Internal Revenue Service data shows that the top 1 percent are largely executives, managers or financial professionals, while smaller numbers are doctors or lawyers. But because the IRS data suppresses the locations of many of the very highest-income households, it isn’t actually possible to say where the top 1 percent live.
However, it is possible to figure out the locations of households with incomes of $200,000 and up (approximately the top 3 percent in 2008, the latest year for which IRS geographic data is available. Nationally the income cutoff for the top 1 percent was $380,354 in 2008).
These very high-income households are disproportionately metropolitan. While about 85 percent of all income tax filers have metropolitan addresses, about 93 percent of the very rich live in metropolitan areas. The top 3 percent are highly concentrated in a relatively small number of large metropolitan areas.
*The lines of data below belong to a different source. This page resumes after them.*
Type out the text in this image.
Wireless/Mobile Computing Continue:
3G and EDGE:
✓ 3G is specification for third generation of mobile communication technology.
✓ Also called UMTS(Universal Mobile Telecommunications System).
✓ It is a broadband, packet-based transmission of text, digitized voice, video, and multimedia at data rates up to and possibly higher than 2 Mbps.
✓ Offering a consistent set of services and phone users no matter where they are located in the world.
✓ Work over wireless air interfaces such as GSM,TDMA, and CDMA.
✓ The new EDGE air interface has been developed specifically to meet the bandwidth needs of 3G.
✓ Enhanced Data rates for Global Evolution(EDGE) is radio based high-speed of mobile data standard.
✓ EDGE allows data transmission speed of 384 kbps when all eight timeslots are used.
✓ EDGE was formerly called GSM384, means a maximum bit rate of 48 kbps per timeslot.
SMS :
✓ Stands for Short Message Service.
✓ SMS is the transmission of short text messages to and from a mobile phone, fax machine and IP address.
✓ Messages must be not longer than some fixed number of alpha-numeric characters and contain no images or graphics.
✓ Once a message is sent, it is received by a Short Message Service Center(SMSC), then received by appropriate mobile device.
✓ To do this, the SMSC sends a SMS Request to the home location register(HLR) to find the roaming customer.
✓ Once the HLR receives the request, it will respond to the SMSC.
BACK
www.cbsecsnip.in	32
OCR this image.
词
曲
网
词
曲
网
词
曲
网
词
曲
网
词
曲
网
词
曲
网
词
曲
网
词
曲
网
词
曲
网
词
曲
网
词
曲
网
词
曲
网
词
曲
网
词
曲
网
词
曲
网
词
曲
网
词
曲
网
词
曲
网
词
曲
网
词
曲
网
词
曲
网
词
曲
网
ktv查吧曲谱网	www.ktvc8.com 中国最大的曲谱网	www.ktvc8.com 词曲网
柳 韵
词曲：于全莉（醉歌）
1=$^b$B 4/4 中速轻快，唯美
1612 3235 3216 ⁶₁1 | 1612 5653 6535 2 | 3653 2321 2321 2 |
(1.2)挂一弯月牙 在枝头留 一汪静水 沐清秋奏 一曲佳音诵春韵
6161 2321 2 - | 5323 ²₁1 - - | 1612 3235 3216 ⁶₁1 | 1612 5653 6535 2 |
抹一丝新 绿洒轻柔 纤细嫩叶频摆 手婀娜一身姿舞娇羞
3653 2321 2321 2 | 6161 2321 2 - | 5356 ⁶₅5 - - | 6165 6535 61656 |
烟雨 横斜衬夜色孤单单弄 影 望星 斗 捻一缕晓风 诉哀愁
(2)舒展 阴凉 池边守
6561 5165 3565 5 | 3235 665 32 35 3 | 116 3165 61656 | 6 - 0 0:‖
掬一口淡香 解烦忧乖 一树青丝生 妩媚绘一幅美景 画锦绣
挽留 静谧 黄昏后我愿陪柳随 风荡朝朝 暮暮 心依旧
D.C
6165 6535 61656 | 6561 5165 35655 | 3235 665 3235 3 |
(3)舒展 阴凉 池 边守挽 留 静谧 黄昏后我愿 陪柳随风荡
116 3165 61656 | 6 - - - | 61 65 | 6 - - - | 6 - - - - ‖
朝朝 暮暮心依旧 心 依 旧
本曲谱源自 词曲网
Only twenty metropolitan areas — New York, Los Angeles, Chicago, Washington, San Francisco, Boston, Houston, Philadelphia, Dallas, Miami, Atlanta, San Jose, Seattle, Minneapolis, San Diego, Detroit, Phoenix, Baltimore, Bridgeport (Fairfield County, Connecticut, is the center of the hedge fund industry and home to many corporate headquarters), and Denver — have at least 1 percent of all the nation’s very high-income households. Collectively those areas account for 56 percent of the highest-income households but for only 37 percent of all households.